Bukan bab makan. Biarlah bab makan sampai di situ, heu-heu.  Pada bagian ke-II aku menuliskan pembahasan GusWong yang menceritakan satu peristiwa perjumpaan anak yatim dengan Al-Musthafa di hari kemenangan. Peristiwa itu, mungkin saja masyhur di sebagian kalangan. Peristiwa yang dapat diikuti untuk sedianya mengasihi anak yatim, memberi perlindungan kepadanya, mengerti akan kebutuhan dan hajat hidupnya — baik yang bersifat material maupun emosional. 


Kala itu, seusai sholat Ied, Rasulullah Saw menghampiri "Si Kecil" malang yang penuh nestapa, murung, dengan pakaian yang lusuh, bau, dekil, dan ingus yang bercampur air mata yang jatuh melewati bibirnya, juga, mungkin tidak luput dari tangkapan visual. Ditanya lah ia oleh Rasul prihal kepiluannya.  Si Kecil yang ayahnya meninggal di medan perang bersama Rasul. Ibunya sudah bersuami lagi meninggalkan Si Kecil dan mengangkut seluruh banda dunianya tanpa menyisihkan sebagiannya untuk Si Kecil kecuali penderitaan. Teman sebaya lainnya berpakaian rapi, baru, harum, sedang ia bertolak belakang dari semuanya. Lalu ia menjawab dengan wajah yang masih merunduk lesu dengan menceritakan keadaannya dan kejadian yang dialaminya.

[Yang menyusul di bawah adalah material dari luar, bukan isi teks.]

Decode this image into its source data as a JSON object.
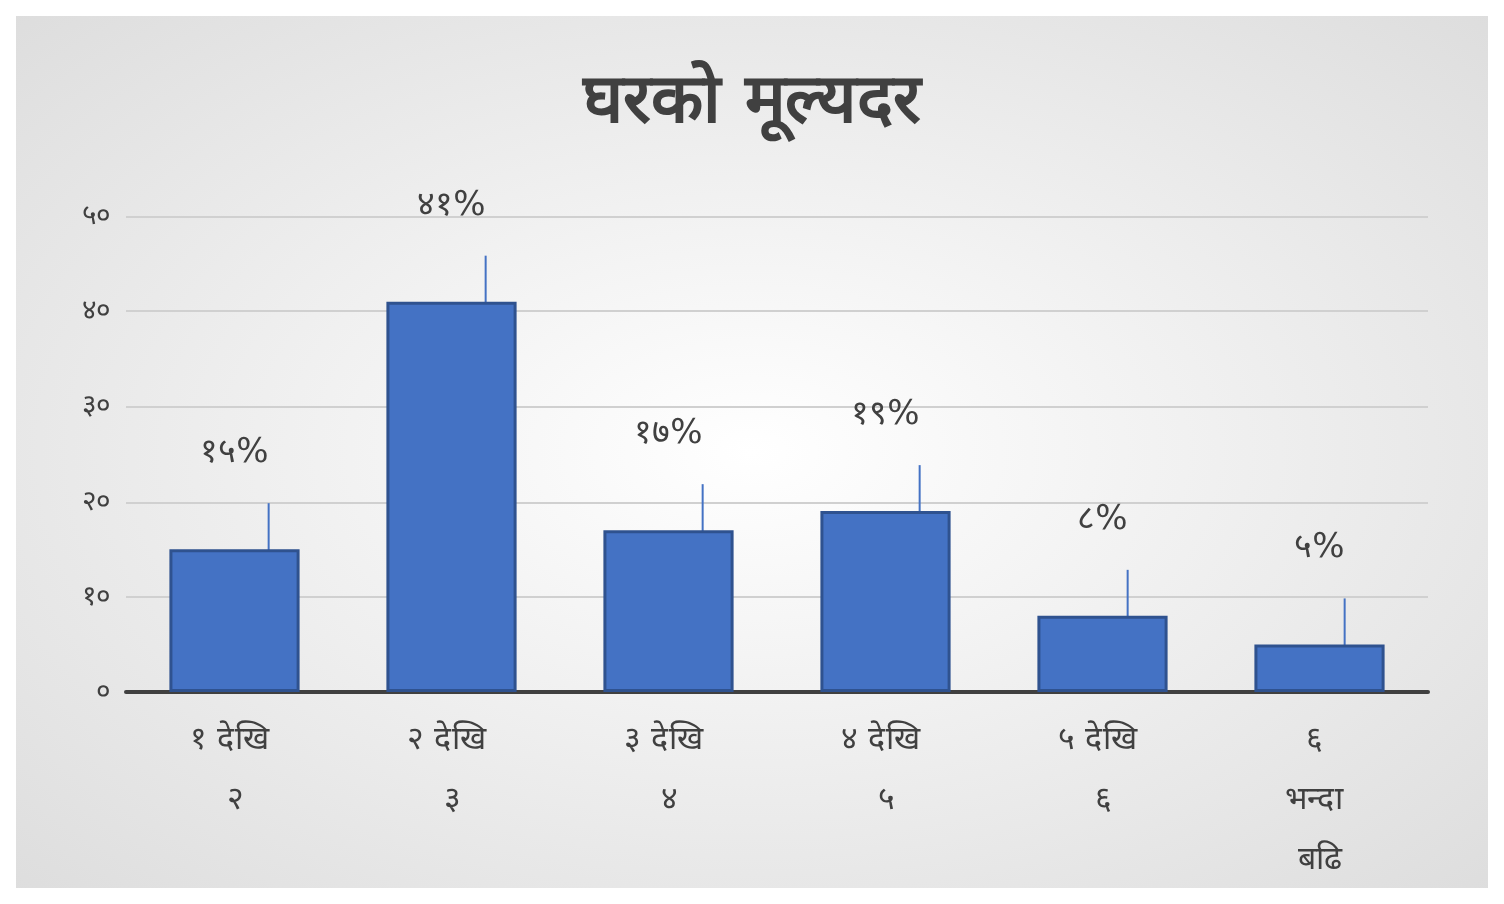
{
  "chart_data": {
    "type": "bar",
    "title": "घरको मूल्यदर",
    "categories": [
      "१ देखि २",
      "२ देखि ३",
      "३ देखि ४",
      "४ देखि ५",
      "५ देखि ६",
      "६ भन्दा बढि"
    ],
    "values": [
      15,
      41,
      17,
      19,
      8,
      5
    ],
    "value_labels": [
      "१५%",
      "४१%",
      "१७%",
      "१९%",
      "८%",
      "५%"
    ],
    "color": "#4472c4",
    "ylim": [
      0,
      50
    ],
    "yticks": [
      {
        "value": 0,
        "label": "०"
      },
      {
        "value": 10,
        "label": "१०"
      },
      {
        "value": 20,
        "label": "२०"
      },
      {
        "value": 30,
        "label": "३०"
      },
      {
        "value": 40,
        "label": "४०"
      },
      {
        "value": 50,
        "label": "५०"
      }
    ],
    "grid": "y"
  }
}
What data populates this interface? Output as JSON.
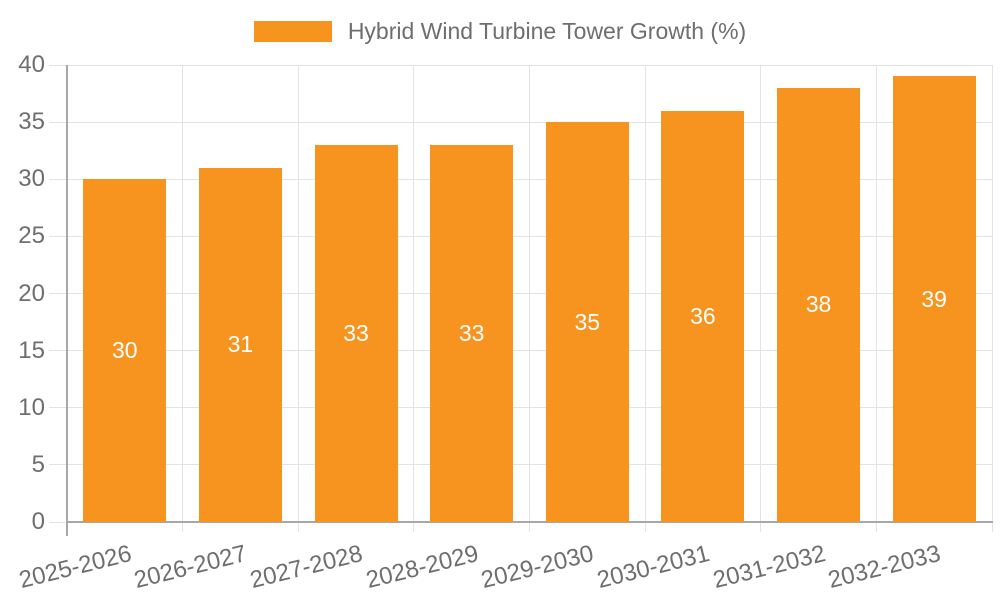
{
  "chart_data": {
    "type": "bar",
    "legend_label": "Hybrid Wind Turbine Tower Growth (%)",
    "legend_position": "top",
    "categories": [
      "2025-2026",
      "2026-2027",
      "2027-2028",
      "2028-2029",
      "2029-2030",
      "2030-2031",
      "2031-2032",
      "2032-2033"
    ],
    "values": [
      30,
      31,
      33,
      33,
      35,
      36,
      38,
      39
    ],
    "bar_value_labels": [
      "30",
      "31",
      "33",
      "33",
      "35",
      "36",
      "38",
      "39"
    ],
    "xlabel": "",
    "ylabel": "",
    "ylim": [
      0,
      40
    ],
    "yticks": [
      0,
      5,
      10,
      15,
      20,
      25,
      30,
      35,
      40
    ],
    "grid": "on",
    "x_label_rotation_deg": -14,
    "colors": {
      "bar": "#f79420",
      "bar_label_text": "#ffffff",
      "axis_text": "#6e6e6e",
      "gridline": "#e3e3e3",
      "axis_border": "#a8a8a8",
      "background": "#ffffff"
    }
  }
}
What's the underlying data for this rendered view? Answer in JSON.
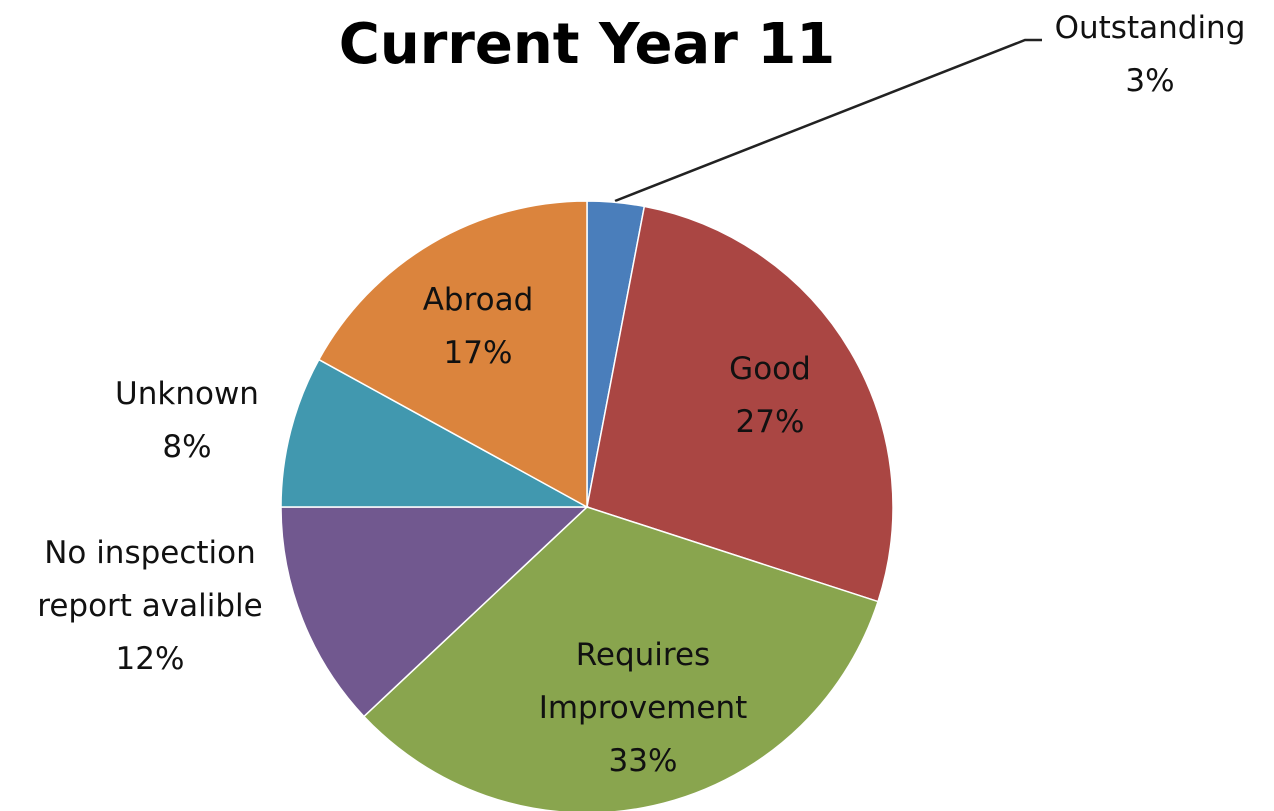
{
  "chart_data": {
    "type": "pie",
    "title": "Current Year 11",
    "categories": [
      "Outstanding",
      "Good",
      "Requires Improvement",
      "No inspection report avalible",
      "Unknown",
      "Abroad"
    ],
    "values": [
      3,
      27,
      33,
      12,
      8,
      17
    ],
    "value_labels": [
      "3%",
      "27%",
      "33%",
      "12%",
      "8%",
      "17%"
    ],
    "colors": [
      "#4a7ebb",
      "#aa4643",
      "#89a54e",
      "#71588f",
      "#4198af",
      "#db843d"
    ]
  }
}
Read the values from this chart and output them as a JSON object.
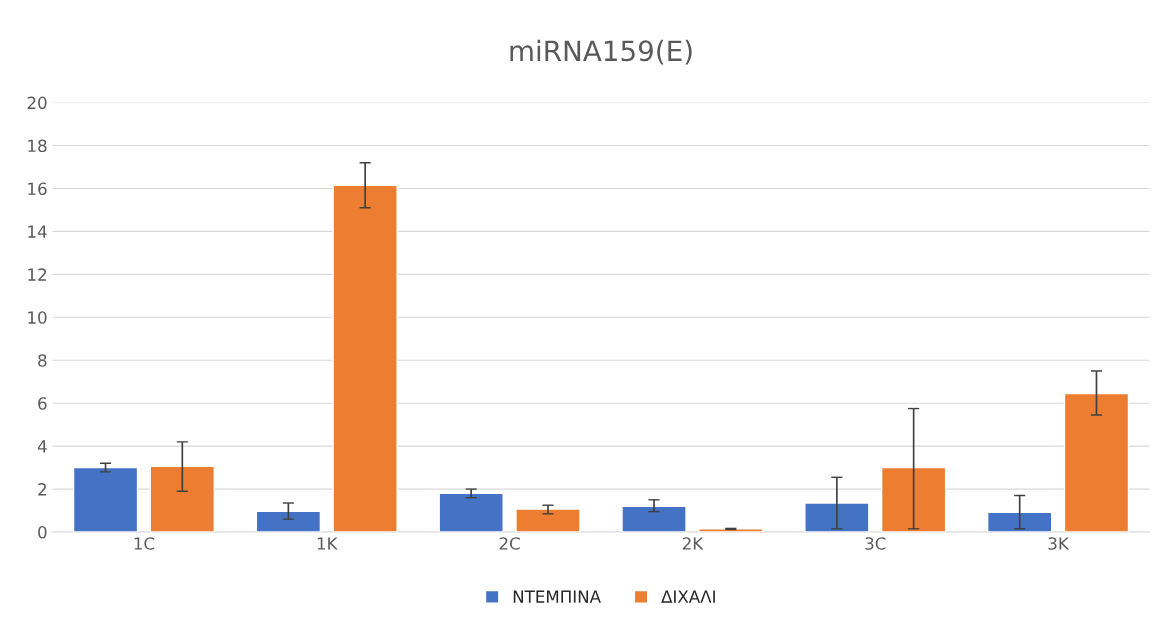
{
  "chart_data": {
    "type": "bar",
    "title": "miRNA159(E)",
    "categories": [
      "1C",
      "1K",
      "2C",
      "2K",
      "3C",
      "3K"
    ],
    "series": [
      {
        "name": "ΝΤΕΜΠΙΝΑ",
        "color": "#4472c4",
        "values": [
          3.0,
          0.97,
          1.8,
          1.2,
          1.35,
          0.92
        ],
        "errors": [
          [
            2.8,
            3.2
          ],
          [
            0.6,
            1.35
          ],
          [
            1.6,
            2.0
          ],
          [
            0.95,
            1.5
          ],
          [
            0.15,
            2.55
          ],
          [
            0.15,
            1.7
          ]
        ]
      },
      {
        "name": "ΔΙΧΑΛΙ",
        "color": "#ed7d31",
        "values": [
          3.06,
          16.15,
          1.07,
          0.15,
          3.0,
          6.45
        ],
        "errors": [
          [
            1.9,
            4.2
          ],
          [
            15.1,
            17.2
          ],
          [
            0.85,
            1.25
          ],
          [
            0.12,
            0.17
          ],
          [
            0.15,
            5.75
          ],
          [
            5.45,
            7.5
          ]
        ]
      }
    ],
    "ylim": [
      0,
      20
    ],
    "yticks": [
      0,
      2,
      4,
      6,
      8,
      10,
      12,
      14,
      16,
      18,
      20
    ],
    "grid": "y",
    "legend": "bottom"
  }
}
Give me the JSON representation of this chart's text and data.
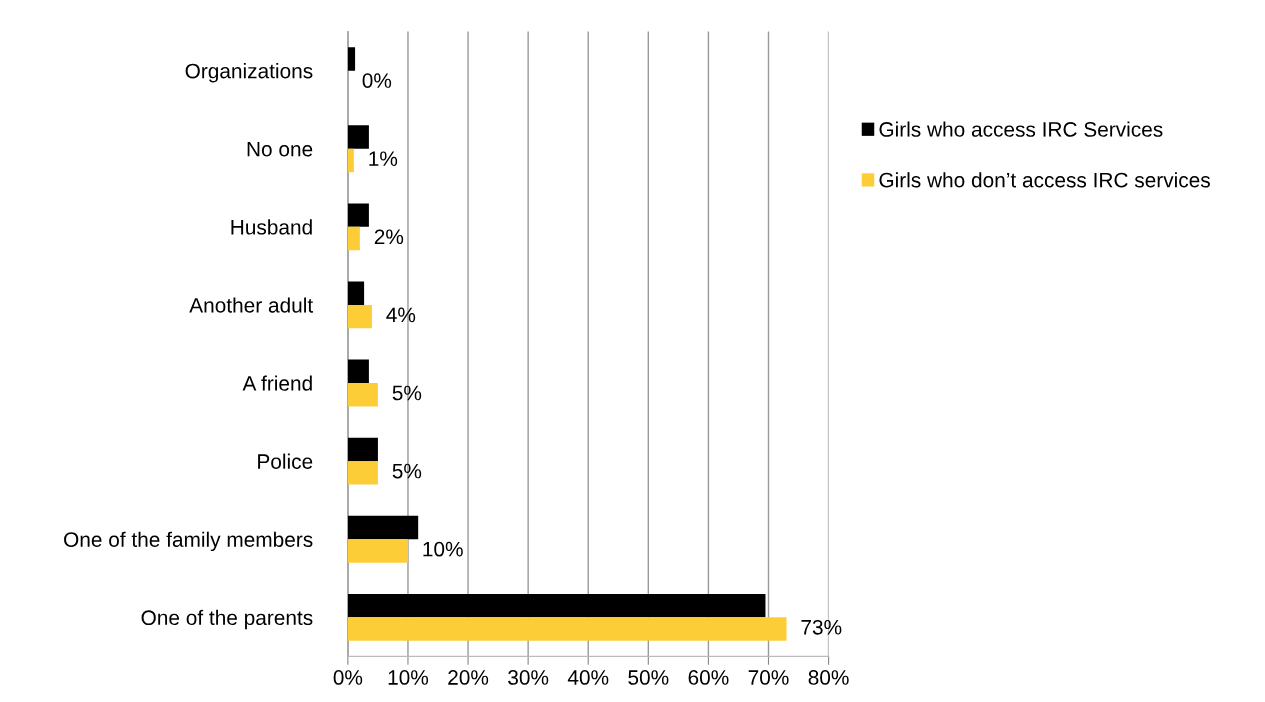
{
  "chart_data": {
    "type": "bar",
    "orientation": "horizontal",
    "categories": [
      "Organizations",
      "No one",
      "Husband",
      "Another adult",
      "A friend",
      "Police",
      "One of the family members",
      "One of the parents"
    ],
    "series": [
      {
        "name": "Girls who access IRC Services",
        "color": "#000000",
        "values": [
          1.2,
          3.5,
          3.5,
          2.7,
          3.5,
          5,
          11.7,
          69.5
        ]
      },
      {
        "name": "Girls who don’t access IRC services",
        "color": "#fdcd37",
        "values": [
          0,
          1,
          2,
          4,
          5,
          5,
          10,
          73
        ],
        "value_labels": [
          "0%",
          "1%",
          "2%",
          "4%",
          "5%",
          "5%",
          "10%",
          "73%"
        ]
      }
    ],
    "xlim": [
      0,
      80
    ],
    "xticks": [
      {
        "value": 0,
        "label": "0%"
      },
      {
        "value": 10,
        "label": "10%"
      },
      {
        "value": 20,
        "label": "20%"
      },
      {
        "value": 30,
        "label": "30%"
      },
      {
        "value": 40,
        "label": "40%"
      },
      {
        "value": 50,
        "label": "50%"
      },
      {
        "value": 60,
        "label": "60%"
      },
      {
        "value": 70,
        "label": "70%"
      },
      {
        "value": 80,
        "label": "80%"
      }
    ],
    "grid": "x",
    "legend": "right"
  }
}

Setelah mendengarkan isi hatinya, Rasul menawarkan satu tawaran yang membuat iri teman sebayanya, bahkan sampai mengandaikan agar berada di posisi yang sama dengan Si Kecil, menjadi seorang yatim. Rasul menawarinya menjadi bagian dari keluarga Rasulullah Saw, Sayidah Fathimah, Sayidina Hasan, Sayidina Husen. Tentu, Si Kecil dengan gembira yang nyata meruntuhkan tebing pilu dan derita, seketika. Dikenakan padanya sandang yang pantas dan layak, harum, bersih, suci, dengan pesona yang merona, gembira, bermakna. Dengan penuh seri kemudian ia menjumpai sebayanya, menceritakan peristiwa besarnya yang baru saja dialaminya itu kepada sebayanya. Dan, ya, saat itu lah sebayanya berkeluh "Kalau gitu, lebih baik aku nda punya ayah". 


Ini merupakan peristiwa yang akan dilihat sebagai kejadian sosial yang akan selalu relevan dalam kehidupan-kehidupan yang akan datang. Sebagai tuntunan bagi manusia untuk selalu berada di antara  yatim. 


Namun malam itu GusWong menyuguhkan pandangan lain dalam melihat peristiwa itu. Dan ini yang menarik (ya, lagi, setidaknya bagiku). Beliau menyuguhkan kami satu pandangan sebagai upaya menyingkap lapisan demi lapisan ke-ma'rifatan (baca: weruh) dari peristiwa perjumpaan anak yatim itu dengan Rasulullah Saw. Peristiwa yang sepatutnya tidak hanya dilihat sebagai fenomena sosial, tapi juga sebagai gambaran ketauhidan yang sangat epik. Peristiwa yang semestinya tidak hanya dilihat sebagai pelajaran untuk berbagi kepada yang membutuhkan, kepada yang lemah, kepada yang dianggap termarjinalkan oleh lingkungan. Peristiwa yang seharusnya juga dlihat sebagai bahan refleksi untuk — sekali lagi — mengerti kedudukan manusia sebagai ciptaan.